= Dms Broadcasting =

dms Broadcasting, now known as Stingray Media, is a broadcasting company operating seven radio stations in the Cayman Islands. The company is an affiliate of dms Organization Ltd, a business conglomerate engaged in the financial services, real estate and media industries.

The stations include 96.5 CayRock, Hot 104.1, 106.1 Kiss FM, X107.1, 93-5 CayCountry, Magic 91.5, and BOBO 89.1. Stations are housed in the dms Broadcasting Centre in George Town, Grand Cayman. The broadcasts are also simultaneously streamed live on the internet via each station's website.
== History ==
Originally slated to be named "Hot 104", "Mix 106.1", and "Island 107.1", the stations were granted licenses to broadcast by the ICTA on July 15, 2004.

Hurricane Ivan delivered a small setback to the operation when it hit the Island on September 11, 2004. After debris were cleaned up and removed, work continued on the cluster of stations. On January 12, 2005, the Cayman Islands Government announced the station had negotiated a deal with dms Broadcasting to allow broadcasting of all three stations from a government-owned tower, thus eliminating the need to erect a new tower.
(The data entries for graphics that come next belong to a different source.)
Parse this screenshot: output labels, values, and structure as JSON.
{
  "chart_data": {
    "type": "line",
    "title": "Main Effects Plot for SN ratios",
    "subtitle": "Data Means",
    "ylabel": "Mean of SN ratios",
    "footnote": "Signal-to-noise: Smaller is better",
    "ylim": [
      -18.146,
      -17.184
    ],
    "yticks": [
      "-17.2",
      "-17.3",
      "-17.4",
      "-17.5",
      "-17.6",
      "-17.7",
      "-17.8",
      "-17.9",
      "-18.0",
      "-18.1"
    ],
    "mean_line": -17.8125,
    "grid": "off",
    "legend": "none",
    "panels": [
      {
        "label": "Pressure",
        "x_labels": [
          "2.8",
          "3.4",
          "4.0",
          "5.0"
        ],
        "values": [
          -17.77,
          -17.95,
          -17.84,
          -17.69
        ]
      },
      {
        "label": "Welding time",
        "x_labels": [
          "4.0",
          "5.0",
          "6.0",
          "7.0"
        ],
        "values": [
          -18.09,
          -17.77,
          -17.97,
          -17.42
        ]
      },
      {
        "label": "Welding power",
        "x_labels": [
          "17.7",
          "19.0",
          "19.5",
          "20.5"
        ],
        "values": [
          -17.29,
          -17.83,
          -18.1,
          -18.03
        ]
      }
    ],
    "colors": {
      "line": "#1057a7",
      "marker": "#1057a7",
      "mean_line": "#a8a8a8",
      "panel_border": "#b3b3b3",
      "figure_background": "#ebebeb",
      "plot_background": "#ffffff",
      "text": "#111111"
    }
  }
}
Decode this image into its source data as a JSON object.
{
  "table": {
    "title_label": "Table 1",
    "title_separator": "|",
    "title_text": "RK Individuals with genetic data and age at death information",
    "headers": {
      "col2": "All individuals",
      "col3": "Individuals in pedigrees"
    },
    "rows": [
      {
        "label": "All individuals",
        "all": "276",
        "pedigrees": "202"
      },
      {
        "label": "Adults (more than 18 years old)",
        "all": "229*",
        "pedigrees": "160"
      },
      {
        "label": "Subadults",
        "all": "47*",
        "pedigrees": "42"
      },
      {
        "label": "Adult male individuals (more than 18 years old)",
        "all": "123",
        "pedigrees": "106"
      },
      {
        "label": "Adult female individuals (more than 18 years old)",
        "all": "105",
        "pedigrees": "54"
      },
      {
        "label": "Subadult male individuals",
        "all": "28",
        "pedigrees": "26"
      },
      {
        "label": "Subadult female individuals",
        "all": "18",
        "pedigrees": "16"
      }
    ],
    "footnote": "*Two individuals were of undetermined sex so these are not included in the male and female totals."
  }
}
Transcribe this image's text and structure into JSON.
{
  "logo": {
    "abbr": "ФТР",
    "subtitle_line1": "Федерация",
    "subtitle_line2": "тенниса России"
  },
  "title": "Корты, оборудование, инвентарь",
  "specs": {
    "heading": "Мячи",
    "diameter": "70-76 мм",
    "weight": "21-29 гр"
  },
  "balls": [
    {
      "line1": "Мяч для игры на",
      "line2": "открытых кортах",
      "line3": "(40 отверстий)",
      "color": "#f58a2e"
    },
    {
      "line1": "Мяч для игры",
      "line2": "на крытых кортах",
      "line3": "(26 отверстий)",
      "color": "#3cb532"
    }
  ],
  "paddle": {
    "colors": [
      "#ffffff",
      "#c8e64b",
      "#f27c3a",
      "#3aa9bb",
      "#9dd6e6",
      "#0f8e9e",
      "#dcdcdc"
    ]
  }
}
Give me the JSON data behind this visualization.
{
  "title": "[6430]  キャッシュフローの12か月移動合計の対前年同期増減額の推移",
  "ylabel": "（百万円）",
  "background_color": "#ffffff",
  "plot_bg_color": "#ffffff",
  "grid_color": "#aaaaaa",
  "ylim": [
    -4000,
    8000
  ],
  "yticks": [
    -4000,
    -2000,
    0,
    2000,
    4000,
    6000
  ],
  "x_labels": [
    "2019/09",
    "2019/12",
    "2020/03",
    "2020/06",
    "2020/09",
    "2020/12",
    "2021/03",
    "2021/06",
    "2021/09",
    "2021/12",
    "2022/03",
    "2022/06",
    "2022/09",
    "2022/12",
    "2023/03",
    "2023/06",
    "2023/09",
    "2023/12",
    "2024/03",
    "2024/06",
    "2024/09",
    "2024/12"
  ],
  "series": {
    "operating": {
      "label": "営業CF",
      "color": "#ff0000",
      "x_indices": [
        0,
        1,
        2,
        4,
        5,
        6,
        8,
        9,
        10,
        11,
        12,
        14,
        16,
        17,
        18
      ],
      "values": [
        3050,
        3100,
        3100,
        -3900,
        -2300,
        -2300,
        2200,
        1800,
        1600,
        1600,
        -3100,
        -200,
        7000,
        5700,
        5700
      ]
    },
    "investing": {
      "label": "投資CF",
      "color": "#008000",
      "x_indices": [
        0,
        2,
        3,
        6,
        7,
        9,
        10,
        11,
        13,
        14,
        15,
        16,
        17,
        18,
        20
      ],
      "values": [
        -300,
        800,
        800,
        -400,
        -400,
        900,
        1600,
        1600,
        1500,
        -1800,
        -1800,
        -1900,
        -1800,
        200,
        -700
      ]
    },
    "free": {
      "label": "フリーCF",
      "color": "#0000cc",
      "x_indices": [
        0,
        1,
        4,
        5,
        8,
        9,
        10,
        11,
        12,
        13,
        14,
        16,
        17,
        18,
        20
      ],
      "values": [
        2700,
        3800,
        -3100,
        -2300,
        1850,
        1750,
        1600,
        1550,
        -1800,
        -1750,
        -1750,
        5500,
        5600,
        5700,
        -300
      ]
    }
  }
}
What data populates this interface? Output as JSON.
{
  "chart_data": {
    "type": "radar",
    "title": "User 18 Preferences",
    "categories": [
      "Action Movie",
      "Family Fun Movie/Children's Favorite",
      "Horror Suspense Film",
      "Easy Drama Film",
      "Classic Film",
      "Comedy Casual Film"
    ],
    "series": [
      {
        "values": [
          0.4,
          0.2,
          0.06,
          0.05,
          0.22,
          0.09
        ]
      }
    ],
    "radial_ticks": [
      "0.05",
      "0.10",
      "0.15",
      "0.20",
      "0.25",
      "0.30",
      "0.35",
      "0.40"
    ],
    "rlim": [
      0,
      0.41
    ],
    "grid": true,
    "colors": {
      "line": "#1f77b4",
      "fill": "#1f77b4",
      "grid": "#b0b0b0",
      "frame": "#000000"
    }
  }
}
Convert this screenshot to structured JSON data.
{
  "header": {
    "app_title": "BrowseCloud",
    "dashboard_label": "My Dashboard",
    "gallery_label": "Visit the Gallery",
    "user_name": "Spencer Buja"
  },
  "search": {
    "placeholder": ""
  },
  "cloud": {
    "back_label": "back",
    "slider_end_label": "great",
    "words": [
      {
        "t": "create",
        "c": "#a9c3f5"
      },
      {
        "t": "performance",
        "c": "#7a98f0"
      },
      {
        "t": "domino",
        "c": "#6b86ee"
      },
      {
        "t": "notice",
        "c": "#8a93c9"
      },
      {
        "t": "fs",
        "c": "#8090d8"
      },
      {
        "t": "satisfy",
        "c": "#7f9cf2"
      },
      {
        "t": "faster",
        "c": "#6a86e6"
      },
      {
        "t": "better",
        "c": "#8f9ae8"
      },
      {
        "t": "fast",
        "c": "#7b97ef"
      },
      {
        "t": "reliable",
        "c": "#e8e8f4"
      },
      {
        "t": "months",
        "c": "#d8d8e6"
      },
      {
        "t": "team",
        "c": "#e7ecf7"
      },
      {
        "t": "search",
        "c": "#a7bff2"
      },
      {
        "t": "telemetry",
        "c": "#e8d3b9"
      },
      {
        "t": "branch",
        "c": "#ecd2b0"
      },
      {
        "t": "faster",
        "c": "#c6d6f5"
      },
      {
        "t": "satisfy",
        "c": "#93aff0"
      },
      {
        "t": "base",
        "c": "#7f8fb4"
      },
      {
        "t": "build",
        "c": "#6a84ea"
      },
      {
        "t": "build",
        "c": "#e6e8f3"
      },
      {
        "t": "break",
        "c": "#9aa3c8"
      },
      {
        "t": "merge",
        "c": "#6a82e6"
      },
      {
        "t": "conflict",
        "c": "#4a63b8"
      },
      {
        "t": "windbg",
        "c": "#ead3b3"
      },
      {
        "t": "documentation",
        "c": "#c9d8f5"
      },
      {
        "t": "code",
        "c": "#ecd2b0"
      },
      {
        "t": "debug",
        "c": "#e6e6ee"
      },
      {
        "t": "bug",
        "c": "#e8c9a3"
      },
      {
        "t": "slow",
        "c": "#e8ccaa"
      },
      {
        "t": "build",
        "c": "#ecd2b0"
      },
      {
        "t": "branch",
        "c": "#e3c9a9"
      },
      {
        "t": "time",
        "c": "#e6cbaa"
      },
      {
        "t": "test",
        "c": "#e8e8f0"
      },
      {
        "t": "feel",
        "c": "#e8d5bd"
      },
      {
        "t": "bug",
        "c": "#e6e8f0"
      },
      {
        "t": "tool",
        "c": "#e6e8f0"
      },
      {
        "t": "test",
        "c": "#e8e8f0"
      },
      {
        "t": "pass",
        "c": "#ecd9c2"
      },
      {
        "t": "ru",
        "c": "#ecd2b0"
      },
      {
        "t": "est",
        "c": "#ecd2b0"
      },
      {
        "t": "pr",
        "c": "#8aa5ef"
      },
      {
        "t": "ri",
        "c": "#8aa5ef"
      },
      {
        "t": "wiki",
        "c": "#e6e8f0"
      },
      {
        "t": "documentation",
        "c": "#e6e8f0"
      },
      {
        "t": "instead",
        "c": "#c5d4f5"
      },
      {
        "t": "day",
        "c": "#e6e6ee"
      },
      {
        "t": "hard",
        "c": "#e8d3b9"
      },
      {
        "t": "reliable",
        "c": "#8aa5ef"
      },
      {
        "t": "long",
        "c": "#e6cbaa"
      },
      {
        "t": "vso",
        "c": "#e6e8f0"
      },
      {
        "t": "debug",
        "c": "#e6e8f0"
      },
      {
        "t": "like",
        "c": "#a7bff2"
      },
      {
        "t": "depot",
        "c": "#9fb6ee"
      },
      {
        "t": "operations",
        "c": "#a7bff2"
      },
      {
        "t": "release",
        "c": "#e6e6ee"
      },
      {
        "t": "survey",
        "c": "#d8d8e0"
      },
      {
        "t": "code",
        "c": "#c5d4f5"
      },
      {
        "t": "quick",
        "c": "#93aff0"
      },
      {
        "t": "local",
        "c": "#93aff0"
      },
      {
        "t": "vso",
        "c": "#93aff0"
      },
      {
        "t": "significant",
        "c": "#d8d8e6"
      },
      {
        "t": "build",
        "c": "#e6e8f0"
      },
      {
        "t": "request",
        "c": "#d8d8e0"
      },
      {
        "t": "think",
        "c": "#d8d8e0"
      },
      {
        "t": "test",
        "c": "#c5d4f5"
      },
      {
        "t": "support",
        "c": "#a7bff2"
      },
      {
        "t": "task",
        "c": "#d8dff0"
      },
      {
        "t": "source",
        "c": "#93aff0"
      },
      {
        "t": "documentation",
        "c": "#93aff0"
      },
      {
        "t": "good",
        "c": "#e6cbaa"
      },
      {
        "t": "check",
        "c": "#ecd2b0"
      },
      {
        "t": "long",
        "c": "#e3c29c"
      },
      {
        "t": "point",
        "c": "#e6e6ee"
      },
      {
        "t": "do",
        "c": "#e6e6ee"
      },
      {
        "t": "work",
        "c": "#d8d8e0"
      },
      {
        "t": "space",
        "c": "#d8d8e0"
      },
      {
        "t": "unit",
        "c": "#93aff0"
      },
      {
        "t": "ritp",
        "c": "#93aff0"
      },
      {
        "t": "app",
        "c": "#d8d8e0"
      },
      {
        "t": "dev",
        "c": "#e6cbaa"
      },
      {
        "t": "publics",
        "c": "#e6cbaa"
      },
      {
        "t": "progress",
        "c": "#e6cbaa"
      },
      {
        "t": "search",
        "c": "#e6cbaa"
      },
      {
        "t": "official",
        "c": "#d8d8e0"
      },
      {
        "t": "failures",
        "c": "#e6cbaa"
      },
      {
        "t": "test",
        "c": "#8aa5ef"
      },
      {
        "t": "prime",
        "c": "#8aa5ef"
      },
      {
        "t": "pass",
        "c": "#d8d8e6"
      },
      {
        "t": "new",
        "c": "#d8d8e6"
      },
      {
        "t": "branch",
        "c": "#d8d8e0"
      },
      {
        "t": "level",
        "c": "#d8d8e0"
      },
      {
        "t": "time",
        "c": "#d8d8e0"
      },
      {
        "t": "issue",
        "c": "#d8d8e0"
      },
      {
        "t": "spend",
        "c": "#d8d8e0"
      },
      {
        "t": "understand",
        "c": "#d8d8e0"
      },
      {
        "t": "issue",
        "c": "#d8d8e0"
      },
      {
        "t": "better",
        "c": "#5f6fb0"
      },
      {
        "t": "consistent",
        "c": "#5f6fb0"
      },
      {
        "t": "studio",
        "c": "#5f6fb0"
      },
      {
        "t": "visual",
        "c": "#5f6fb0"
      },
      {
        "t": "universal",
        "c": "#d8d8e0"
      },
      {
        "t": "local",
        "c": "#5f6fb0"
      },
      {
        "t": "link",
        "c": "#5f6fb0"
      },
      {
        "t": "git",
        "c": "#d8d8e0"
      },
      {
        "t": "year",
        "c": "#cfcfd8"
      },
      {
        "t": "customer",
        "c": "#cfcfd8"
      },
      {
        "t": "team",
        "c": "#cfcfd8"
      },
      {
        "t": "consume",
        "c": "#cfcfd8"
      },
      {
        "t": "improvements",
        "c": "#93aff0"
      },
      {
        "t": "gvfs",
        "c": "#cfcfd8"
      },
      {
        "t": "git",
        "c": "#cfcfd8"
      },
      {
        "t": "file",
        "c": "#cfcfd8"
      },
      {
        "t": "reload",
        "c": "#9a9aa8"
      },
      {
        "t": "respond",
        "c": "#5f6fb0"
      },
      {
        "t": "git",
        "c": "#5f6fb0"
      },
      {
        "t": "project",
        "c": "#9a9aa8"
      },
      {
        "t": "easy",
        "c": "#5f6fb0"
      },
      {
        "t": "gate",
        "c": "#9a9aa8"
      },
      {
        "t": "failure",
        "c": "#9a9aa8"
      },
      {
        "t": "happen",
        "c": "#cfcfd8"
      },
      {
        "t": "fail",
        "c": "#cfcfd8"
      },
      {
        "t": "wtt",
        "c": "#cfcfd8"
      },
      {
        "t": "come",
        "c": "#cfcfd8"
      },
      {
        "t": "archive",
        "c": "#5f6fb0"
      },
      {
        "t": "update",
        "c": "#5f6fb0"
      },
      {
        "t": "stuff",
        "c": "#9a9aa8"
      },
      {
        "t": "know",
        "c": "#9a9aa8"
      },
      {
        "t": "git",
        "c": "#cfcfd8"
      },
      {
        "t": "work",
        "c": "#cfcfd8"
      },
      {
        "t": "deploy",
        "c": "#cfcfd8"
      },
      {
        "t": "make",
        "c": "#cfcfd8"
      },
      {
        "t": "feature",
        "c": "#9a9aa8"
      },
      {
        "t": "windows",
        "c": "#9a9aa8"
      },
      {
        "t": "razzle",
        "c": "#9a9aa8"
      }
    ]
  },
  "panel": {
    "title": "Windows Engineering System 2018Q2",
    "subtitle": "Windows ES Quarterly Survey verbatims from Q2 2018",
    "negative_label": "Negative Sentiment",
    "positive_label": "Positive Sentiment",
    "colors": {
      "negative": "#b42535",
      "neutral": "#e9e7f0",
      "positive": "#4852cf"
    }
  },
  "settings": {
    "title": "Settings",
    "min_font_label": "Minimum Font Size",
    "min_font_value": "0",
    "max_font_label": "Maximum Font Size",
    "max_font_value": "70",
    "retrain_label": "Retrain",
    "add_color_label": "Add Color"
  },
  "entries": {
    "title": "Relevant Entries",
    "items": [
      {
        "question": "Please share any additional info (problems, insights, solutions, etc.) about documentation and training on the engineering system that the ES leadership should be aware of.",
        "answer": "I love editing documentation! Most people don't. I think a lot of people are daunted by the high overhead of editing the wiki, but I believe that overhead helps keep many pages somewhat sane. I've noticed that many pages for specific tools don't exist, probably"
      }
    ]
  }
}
The first official day of broadcasting was April 11, 2005 with the stations final names being Hot 104.1, 106.1 Kiss FM, and X107.1. X107.1 had a large concert to kick off the launch of the station featuring R&B artist, Mýa.

In June 2006, dms Broadcasting acquired the variety hits station "Style 96.5" and flipped the format to rock music, launching 96.5 CayRock with 10,000 songs in a row and awarding a $1,000 prize when the 10,000th song was played.